What this says is "Hey, before we get off on the wrong foot let me introduce myself as someone who doesn't care for polish (that's polish like sheen, not polish like sausage) and I'm gonna hit the studio, do what it do, and then craft a banger. If we like said banger, great, and if not...at least I got a chance to create winning posters on Microsoft Paint."

That's it. Now a quick note - kids, be free. Do whatever you want to do and be whoever you want to be. Don't let my hasty generalizations stop you from buying all the expensive cheap looking clothes you can get your hands on. I can be thrown into these same categories as I always wear my lucky speedo underwear when I play a show, and I have at least 7 shirts with random sayings on them. Like "My other shirt is a broomstick" and "Honk if you like shinguards" or
"Kerry/Edwards 2004 - totally not gonna have sex with that camera girl"

Long story short, October 1 - get those hands on this album. The long and winding plug.

Good luck.


Tuesday, September 14, 2010

Knox, Knox....(review)

As the elder days of my life approach, I find myself asking questions once believed to be unaskable...

- while listening to the radio - "What are these youngsters listening to?"

- while watching tv - "Why does everything have to be so violent?"
- while sitting in a movie theater - "What happened to ambiguity?"

While the tender days of my youth seep out of the garbage bag of my life, I wonder if things have diminished in quality and craftsmanship, or have I outgrown the slobbery, hypnotic whirl of my teenage days where everything was new and all the experiences were mine to experience, and all the lessons mine to learn anew?

Let's take music for example. Back in the day when I started my love affair with hip-hop I started to realize that for me, the beauty of this genre was in the music. The rhymes were definitely a part of the picture, but the groups I listened to had a common thread; warm, wooden, vintage, funky sample driven production with a crisp finish that added a smokey note to the wine of my halcyon days.
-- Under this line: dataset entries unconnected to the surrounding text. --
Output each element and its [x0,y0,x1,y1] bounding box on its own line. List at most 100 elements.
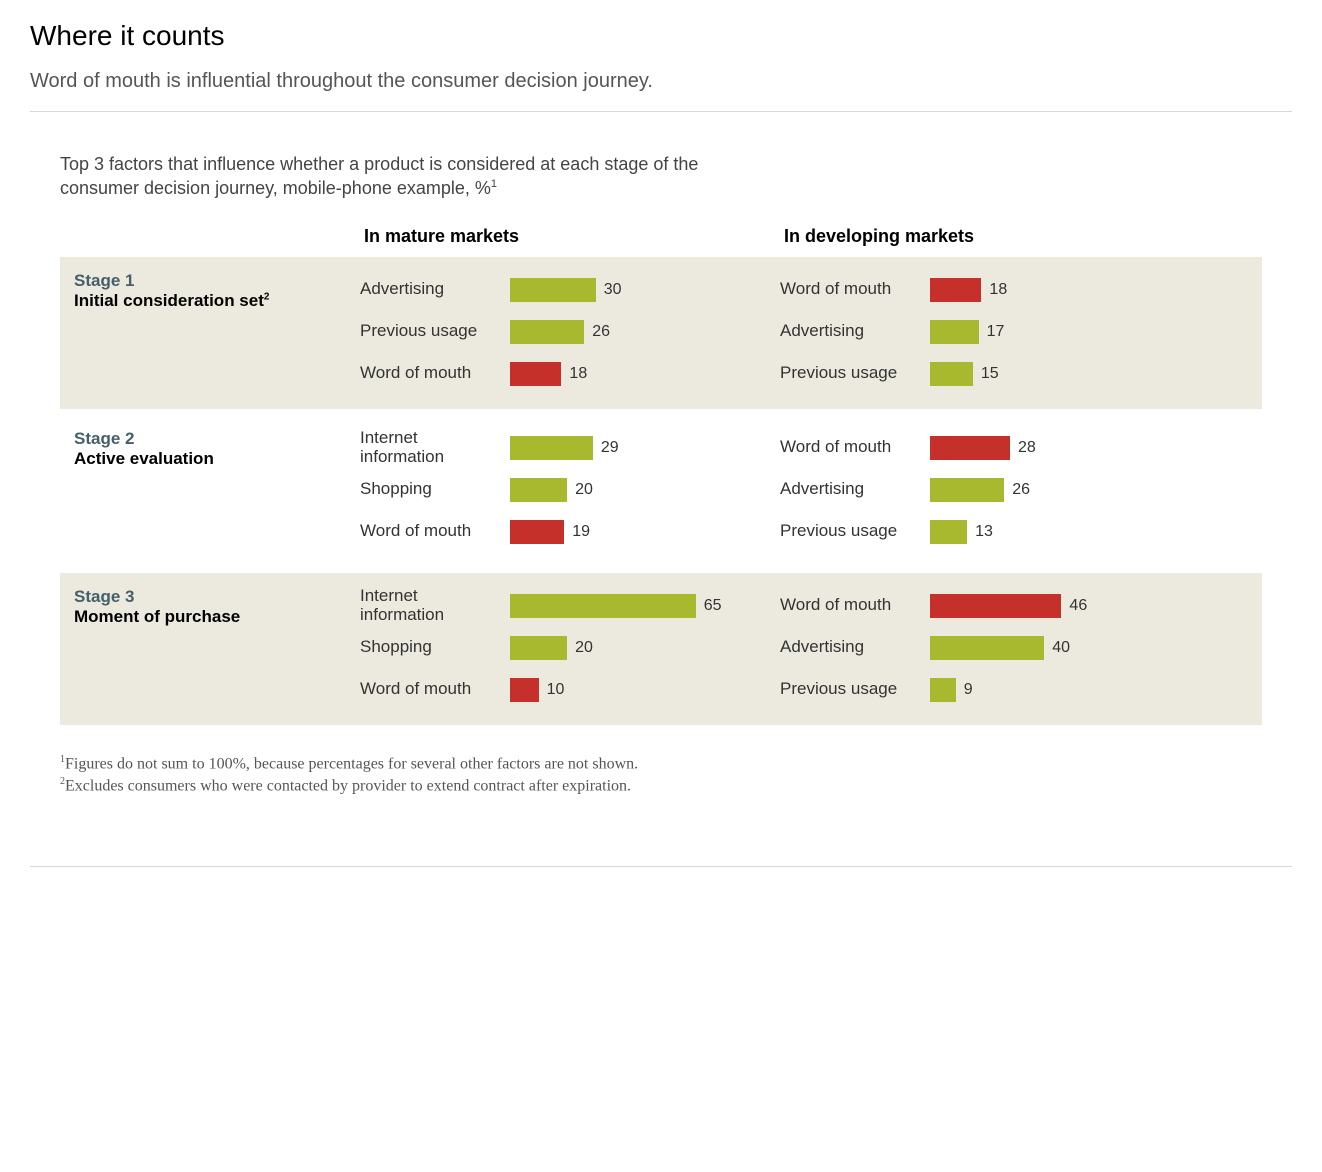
stage-tag: Stage 1 [74,271,346,291]
bar-value: 20 [575,639,593,657]
bar-wrap: 15 [930,361,1190,387]
header-mature: In mature markets [360,226,780,247]
stage-name: Active evaluation [74,449,346,469]
factor-row: Word of mouth 46 [780,585,1200,627]
bar [510,478,567,502]
bar [510,278,596,302]
stage-tag: Stage 3 [74,587,346,607]
stage-tag: Stage 2 [74,429,346,449]
bar-value: 40 [1052,639,1070,657]
bar-value: 18 [569,365,587,383]
divider-top [30,111,1292,112]
bar-value: 18 [989,281,1007,299]
bar [510,362,561,386]
bar-value: 20 [575,481,593,499]
bar-value: 26 [592,323,610,341]
factor-label: Word of mouth [360,522,510,541]
factor-row: Previous usage 9 [780,669,1200,711]
factor-label: Shopping [360,480,510,499]
mature-column: Internetinformation65Shopping20Word of m… [360,585,780,711]
stage-label: Stage 2Active evaluation [60,427,360,553]
header-developing: In developing markets [780,226,1200,247]
factor-label: Advertising [780,480,930,499]
bar-wrap: 40 [930,635,1190,661]
stage-name: Moment of purchase [74,607,346,627]
chart-caption: Top 3 factors that influence whether a p… [60,152,820,201]
chart-area: Top 3 factors that influence whether a p… [30,152,1292,796]
bar-wrap: 19 [510,519,770,545]
stage-name-sup: 2 [264,291,270,302]
bar-value: 13 [975,523,993,541]
developing-column: Word of mouth 28 Advertising 26 Previous usa… [780,427,1200,553]
factor-row: Previous usage 26 [360,311,780,353]
bar [510,636,567,660]
bar-value: 10 [547,681,565,699]
factor-row: Shopping20 [360,627,780,669]
bar [510,594,696,618]
bar [510,678,539,702]
bar-wrap: 26 [930,477,1190,503]
factor-row: Advertising40 [780,627,1200,669]
stage-label: Stage 1Initial consideration set2 [60,269,360,395]
bar-wrap: 26 [510,319,770,345]
bar [930,362,973,386]
bar [510,320,584,344]
chart-caption-sup: 1 [491,178,497,190]
bar-wrap: 10 [510,677,770,703]
stage-name: Initial consideration set2 [74,291,346,311]
factor-label: Word of mouth [360,680,510,699]
bar-wrap: 18 [930,277,1190,303]
bar-value: 46 [1069,597,1087,615]
footnote1: Figures do not sum to 100%, because perc… [65,755,638,772]
mature-column: Advertising30 Previous usage 26 Word of mou… [360,269,780,395]
factor-label: Internetinformation [360,587,510,624]
factor-label: Word of mouth [780,596,930,615]
bar-wrap: 20 [510,635,770,661]
bar-value: 28 [1018,439,1036,457]
factor-row: Advertising 17 [780,311,1200,353]
bar [510,520,564,544]
bar-value: 29 [601,439,619,457]
factor-label: Previous usage [780,522,930,541]
bar [930,436,1010,460]
bar [930,594,1061,618]
bar [930,678,956,702]
factor-label: Word of mouth [780,438,930,457]
bar [930,636,1044,660]
factor-row: Internetinformation65 [360,585,780,627]
factor-label: Previous usage [360,322,510,341]
bar-value: 9 [964,681,973,699]
bar [510,436,593,460]
footnote2: Excludes consumers who were contacted by… [65,777,631,794]
bar-wrap: 65 [510,593,770,619]
stage-block: Stage 1Initial consideration set2Adverti… [60,257,1262,409]
factor-label: Advertising [360,280,510,299]
factor-row: Advertising30 [360,269,780,311]
page-title: Where it counts [30,20,1292,52]
bar [930,520,967,544]
stage-block: Stage 2Active evaluationInternetinformat… [60,415,1262,567]
page-subtitle: Word of mouth is influential throughout … [30,70,1292,93]
chart-caption-line1: Top 3 factors that influence whether a p… [60,154,698,174]
bar-wrap: 13 [930,519,1190,545]
factor-row: Previous usage 13 [780,511,1200,553]
factor-label: Previous usage [780,364,930,383]
factor-label: Advertising [780,322,930,341]
bar-value: 19 [572,523,590,541]
bar-wrap: 20 [510,477,770,503]
factor-row: Previous usage 15 [780,353,1200,395]
bar [930,278,981,302]
bar-value: 17 [987,323,1005,341]
factor-row: Word of mouth 28 [780,427,1200,469]
factor-label: Previous usage [780,680,930,699]
factor-row: Internetinformation29 [360,427,780,469]
factor-row: Word of mouth 10 [360,669,780,711]
bar-value: 26 [1012,481,1030,499]
footnotes: 1Figures do not sum to 100%, because per… [60,753,1262,797]
developing-column: Word of mouth46Advertising40Previous usa… [780,585,1200,711]
developing-column: Word of mouth18Advertising17Previous usa… [780,269,1200,395]
factor-row: Word of mouth 18 [360,353,780,395]
factor-row: Advertising 26 [780,469,1200,511]
factor-label: Word of mouth [360,364,510,383]
bar-value: 15 [981,365,999,383]
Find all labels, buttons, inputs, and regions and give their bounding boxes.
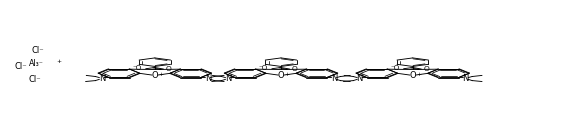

Now with the advent of in-home music production that can actually compete with major artists, (yet only in competent hands, any yahoo can put loops together!) and the "I need it now and I can actually have it now" mentality, music and it's accompanying memory making ingredients have seemed to lose their luster.



All of these wonderings and wanderings were abated when I heard QKnox's "Meet Mr. Q" - a collection of no less than 30+ homemade beat blankets to warm this cold and lonely heart of a disinterested music snob.

With "Mr. Q" I see the progression of music stretching in both directions; historic and futuristic. With his latest offering, QKnox asks the listener to engage in a temporal freeze frame. A timeless landscape that is created from the limestone of some old and new soul and jazz records, shaped by the hands of the present to craft a gift to the future. In another way it seems QKnox takes ancient relics, crushes them into a powder and forges new metals and alloys with which he builds a new and fantastic world.

QKnox gives a tip of the hat to his musical heros while maintaining a stance that is completely his own. "Meet Mr. Q" takes me back to those smoked out cars of my younger days when the music made the magic happen. This is a treat to listen to and it's an album that can be delved into again and again, as new twists and turns are available from each successive listen. Keep your ears out for Captain Jean Luc Picard. He's all over this!!

As we continue to try to scrape what goodness we can from the crusty innards of life, it's nice to know that someone is walking behind us, picking up the scraps that we forgot, and giving them back to us in shiny new packages that make us remember when things were right in the world and we took time to appreciate.

Favorite Tracks -

Find a New Way - Something about this is yum.